A battle in the US over corporate governance advice provided by proxy advisers has reached a new twist with one of the market’s most prominent players, Institutional Shareholder Services (ISS), launching a lawsuit against the Securities and Exchange Commission (SEC), the country’s most high-profile financial watchdog.
The lawsuit demands that guidance delivered by the SEC in August that would impose tough new regulatory demands on proxies be “set aside” because the watchdog “lacks authority” and its actions are “contrary to law”.
The guidance came at the end of a long-running campaign to bring proxy advisers under closer scrutiny and curtail their influence. Opponents have argued that advisers such as ISS and Glass Lewis are unaccountable for their advice and wield too much power over corporate boards.
The SEC took action in August, publishing the guidance in the Federal Register, the official journal of US government law-making.
According to Gary Retelny, ISS president and chief executive, the new guidance could block proxy advisers from providing their services and stymie their freedom of speech.
“We believe litigation to be necessary to prevent the chill of proxy advisers’ protected speech and to ensure the timeliness and independence of the advice that shareholders rely on to make decisions with regards to the governance of their publicly traded portfolio companies,” Retelny said in a statement.
Conflicts of interest
Shareholders with large portfolios have come to rely on the voting advice of proxies when it comes to annual general meeting season in the US and elsewhere around the world. However, critics claim proxy advisers are not properly regulated and suffer from conflicts of interest—proxies sell voting advice to investors and consultancy services to investee companies.
One frequently cited anonymous source describes the battle over proxies as a “civil war of capitalism that’s playing out behind the scenes”.
The SEC summer guidance, known as the Proxy Adviser Release, said proxies were regulated not only by the Investment Advisers Act of 1940, but the little known Section 14(a) of the Securities Exchange Act of 1934.
Applying the Exchange Act would effectively assume “advice” given by proxies was, in effect, “proxy solicitation”—the process of campaigning for voting support on a given issue or objective.
ISS argues the SEC cannot do this. Its lawsuit insists the SEC “exceeds” its authority because advice cannot be solicitation.
“Whereas a proxy adviser offers independent advice and research to its clients about how to vote their shares based on the proxy voting policy guidelines selected by the client, a person who ‘solicits’ proxies urges shareholders to vote a certain way in order to achieve a specific outcomes in a shareholder vote,” the lawsuit says.

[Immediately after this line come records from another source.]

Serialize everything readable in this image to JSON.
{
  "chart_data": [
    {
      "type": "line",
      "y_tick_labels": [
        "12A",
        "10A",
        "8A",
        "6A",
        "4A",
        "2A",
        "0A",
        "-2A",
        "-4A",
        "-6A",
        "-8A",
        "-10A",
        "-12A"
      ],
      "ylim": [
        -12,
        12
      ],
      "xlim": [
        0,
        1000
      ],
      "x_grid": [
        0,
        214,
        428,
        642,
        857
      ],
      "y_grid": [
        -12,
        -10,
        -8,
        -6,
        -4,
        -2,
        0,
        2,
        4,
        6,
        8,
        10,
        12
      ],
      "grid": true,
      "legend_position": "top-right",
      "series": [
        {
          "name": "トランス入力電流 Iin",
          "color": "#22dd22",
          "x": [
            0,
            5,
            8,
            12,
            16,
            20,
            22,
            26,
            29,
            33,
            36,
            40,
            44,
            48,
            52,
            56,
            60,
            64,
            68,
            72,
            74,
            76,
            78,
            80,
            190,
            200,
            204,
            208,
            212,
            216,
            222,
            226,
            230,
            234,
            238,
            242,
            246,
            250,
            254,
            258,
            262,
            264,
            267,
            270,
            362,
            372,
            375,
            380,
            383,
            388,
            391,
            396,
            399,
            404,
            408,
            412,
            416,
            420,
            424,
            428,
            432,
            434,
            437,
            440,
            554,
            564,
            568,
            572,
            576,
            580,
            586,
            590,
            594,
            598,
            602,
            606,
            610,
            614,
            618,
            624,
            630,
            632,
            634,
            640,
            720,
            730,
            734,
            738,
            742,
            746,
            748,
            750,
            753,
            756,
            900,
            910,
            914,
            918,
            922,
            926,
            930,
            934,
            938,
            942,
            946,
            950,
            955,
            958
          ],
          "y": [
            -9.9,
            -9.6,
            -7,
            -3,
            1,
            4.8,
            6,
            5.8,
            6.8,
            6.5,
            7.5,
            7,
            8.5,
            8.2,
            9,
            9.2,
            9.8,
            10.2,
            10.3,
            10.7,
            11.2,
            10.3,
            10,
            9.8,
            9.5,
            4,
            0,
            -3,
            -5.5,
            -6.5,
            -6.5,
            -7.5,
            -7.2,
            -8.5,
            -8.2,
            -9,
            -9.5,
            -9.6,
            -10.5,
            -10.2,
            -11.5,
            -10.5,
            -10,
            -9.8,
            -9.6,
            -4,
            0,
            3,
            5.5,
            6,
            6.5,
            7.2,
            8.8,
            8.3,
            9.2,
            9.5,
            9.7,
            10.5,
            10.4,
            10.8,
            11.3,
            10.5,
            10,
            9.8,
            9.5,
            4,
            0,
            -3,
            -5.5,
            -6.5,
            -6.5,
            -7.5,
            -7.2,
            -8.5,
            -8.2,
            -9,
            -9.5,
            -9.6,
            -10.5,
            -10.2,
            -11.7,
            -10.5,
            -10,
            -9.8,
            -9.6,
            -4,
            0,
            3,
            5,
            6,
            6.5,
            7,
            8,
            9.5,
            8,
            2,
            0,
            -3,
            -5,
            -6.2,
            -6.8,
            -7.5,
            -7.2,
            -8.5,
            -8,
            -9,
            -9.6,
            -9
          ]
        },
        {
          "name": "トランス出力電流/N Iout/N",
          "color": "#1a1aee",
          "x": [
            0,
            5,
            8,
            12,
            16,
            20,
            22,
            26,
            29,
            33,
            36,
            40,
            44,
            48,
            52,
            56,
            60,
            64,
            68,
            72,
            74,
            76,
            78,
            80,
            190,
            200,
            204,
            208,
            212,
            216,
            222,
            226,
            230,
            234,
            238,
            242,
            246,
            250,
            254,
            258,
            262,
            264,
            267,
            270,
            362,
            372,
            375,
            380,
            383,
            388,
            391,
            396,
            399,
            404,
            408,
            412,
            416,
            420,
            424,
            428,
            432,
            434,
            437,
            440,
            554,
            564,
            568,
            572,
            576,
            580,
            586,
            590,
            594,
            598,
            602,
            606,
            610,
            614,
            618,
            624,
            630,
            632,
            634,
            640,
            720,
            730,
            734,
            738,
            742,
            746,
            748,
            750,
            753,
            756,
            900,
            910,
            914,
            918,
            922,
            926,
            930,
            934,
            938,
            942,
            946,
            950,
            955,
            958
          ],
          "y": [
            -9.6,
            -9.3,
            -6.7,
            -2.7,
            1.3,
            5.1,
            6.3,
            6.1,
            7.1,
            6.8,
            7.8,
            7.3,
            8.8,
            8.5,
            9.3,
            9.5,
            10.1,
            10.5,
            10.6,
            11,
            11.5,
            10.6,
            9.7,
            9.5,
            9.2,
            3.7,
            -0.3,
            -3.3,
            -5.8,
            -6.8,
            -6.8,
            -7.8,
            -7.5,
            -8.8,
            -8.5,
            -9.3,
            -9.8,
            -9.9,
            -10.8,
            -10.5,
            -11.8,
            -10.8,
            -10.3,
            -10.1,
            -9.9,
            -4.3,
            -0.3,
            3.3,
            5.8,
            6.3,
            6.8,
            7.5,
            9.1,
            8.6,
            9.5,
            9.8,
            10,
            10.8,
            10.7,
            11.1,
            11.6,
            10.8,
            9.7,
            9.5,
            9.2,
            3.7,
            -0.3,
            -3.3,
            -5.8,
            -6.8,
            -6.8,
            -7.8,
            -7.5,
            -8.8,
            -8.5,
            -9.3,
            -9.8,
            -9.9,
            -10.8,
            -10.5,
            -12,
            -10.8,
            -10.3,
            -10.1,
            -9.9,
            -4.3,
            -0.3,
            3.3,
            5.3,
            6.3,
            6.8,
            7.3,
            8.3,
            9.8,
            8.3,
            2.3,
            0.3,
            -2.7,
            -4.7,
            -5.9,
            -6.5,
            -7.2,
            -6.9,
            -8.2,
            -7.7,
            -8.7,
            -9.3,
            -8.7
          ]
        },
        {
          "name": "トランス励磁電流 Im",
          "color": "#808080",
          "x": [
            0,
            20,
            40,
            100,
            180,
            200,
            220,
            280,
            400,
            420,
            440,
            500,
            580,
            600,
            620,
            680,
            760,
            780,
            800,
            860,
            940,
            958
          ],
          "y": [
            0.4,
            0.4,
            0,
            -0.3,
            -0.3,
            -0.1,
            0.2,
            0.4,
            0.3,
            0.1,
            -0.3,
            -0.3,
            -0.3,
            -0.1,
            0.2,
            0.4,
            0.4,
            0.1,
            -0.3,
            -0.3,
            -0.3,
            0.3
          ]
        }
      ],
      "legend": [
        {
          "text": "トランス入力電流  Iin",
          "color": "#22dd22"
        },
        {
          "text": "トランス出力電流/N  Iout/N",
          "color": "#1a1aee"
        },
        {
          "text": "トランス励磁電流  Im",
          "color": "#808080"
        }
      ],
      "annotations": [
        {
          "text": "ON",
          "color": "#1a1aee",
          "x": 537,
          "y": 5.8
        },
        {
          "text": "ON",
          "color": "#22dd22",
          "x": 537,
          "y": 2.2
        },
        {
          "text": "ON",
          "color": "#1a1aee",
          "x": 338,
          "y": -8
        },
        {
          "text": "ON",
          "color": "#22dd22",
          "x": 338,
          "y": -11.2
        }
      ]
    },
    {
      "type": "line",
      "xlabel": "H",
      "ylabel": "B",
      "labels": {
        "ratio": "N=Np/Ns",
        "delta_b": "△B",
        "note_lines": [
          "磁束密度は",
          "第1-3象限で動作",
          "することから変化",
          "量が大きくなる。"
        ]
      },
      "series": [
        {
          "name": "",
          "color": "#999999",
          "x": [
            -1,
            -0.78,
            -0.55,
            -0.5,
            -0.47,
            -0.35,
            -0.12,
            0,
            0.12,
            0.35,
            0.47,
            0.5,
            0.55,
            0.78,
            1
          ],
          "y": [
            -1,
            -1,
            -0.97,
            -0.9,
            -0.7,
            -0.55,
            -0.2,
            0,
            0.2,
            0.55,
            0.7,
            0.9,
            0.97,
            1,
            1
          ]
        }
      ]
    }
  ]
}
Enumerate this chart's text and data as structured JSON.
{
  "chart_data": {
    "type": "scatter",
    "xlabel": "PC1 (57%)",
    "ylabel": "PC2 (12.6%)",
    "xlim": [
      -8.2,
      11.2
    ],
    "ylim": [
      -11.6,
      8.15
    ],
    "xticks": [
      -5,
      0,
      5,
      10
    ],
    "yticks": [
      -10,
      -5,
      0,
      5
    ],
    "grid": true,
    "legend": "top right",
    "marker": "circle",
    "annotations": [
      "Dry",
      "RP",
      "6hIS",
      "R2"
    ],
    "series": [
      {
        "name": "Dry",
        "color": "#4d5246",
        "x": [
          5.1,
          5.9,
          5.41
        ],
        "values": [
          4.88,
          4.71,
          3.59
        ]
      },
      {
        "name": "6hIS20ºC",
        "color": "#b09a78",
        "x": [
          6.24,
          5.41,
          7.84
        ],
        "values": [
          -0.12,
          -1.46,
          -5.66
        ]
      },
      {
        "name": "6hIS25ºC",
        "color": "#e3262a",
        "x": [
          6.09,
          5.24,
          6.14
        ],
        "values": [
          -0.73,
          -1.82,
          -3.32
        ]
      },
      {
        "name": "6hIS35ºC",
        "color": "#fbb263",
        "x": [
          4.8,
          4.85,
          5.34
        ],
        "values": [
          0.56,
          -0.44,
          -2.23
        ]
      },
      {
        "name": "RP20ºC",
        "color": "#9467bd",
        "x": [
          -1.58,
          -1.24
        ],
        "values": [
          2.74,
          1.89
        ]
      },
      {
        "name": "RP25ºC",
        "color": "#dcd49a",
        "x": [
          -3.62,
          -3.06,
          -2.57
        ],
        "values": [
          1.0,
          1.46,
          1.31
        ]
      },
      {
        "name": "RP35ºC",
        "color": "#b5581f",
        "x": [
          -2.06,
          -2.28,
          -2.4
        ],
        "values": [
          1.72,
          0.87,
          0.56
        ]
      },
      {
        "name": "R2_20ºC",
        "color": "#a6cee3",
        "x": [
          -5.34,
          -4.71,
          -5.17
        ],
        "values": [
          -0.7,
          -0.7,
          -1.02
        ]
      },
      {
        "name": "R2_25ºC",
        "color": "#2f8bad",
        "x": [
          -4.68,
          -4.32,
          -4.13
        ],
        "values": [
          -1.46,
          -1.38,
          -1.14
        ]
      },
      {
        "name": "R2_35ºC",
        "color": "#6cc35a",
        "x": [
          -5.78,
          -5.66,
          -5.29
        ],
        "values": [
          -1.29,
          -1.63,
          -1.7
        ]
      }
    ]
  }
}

Next, ISS argues the SEC simply hasn’t followed the correct procedure for introducing new regulation.
Thirdly, ISS says the SEC contradicts itself. The guidance, “marks a significant change in the regulatory regime” that applies to proxy advice. However, the lawsuit claims the watchdog denies that it has changed its position in any way.
The lawsuit says: “The SEC lacks the authority to regulate proxy advice as though it were a solicitation, and its holding otherwise in the Proxy Adviser Release is contrary to law.”
A larger debate
The SEC has received support for its guidance. In August Tom Quaadman of the US Chamber of Commerce praised the watchdog, saying the reforms would help arrest the decline in the number of companies listing on public markets and boost US competitiveness in the global economy.
“For too long proxy advisory firms have exploited current SEC regulation to overwhelm public companies with voting recommendations that investors have no interest in advancing as part of the annual shareholder voting process,” Quaadman said.
He added: “Proxy advisers have been riddled with conflicts of interest, failed to link advice with economic return, or company specific information, and lack process and transparency.”
Others have also concluded that complaints about proxies cannot be easily dismissed. In a paper written for the American Council for Capital Formation, a think tank, corporate governance lawyer Frank Placenti says policymakers should consider new measures that could ensure “undue reliance” is not placed on proxy advisers; that institutional investors make “fully-formed voting decisions” and have more transparency on how votes are cast on a “default basis”; and that public companies have “reasonable opportunity” to respond to proxy adviser analysis.
The clash over proxies is, however, part of a larger debate in the US over the nature of capitalism and the conduct of companies.
Indeed, candidates for the Democratic nomination for the 2020 US presidential elections have placed governance at the heart of their policies.
Elizabeth Warren has proposed a whole slate of law, the Accountable Capitalism Act, in which she calls for employees on boards and for companies to seek a “federal charter” to operate. Charter companies must pledge to “consider the interests of all corporate stakeholders, including employees, customers, shareholders and the communities in which the company has operations”.
Elsewhere, Bernie Sanders has proposed new legislation that would tie share buybacks to improved pay and benefits for workers.
A new regime in the White House next year might see radical changes to governance in the US. ISS, however, has chosen to take the battle to the courts now. The conflict over US corporate governance is set to continue for some time to come.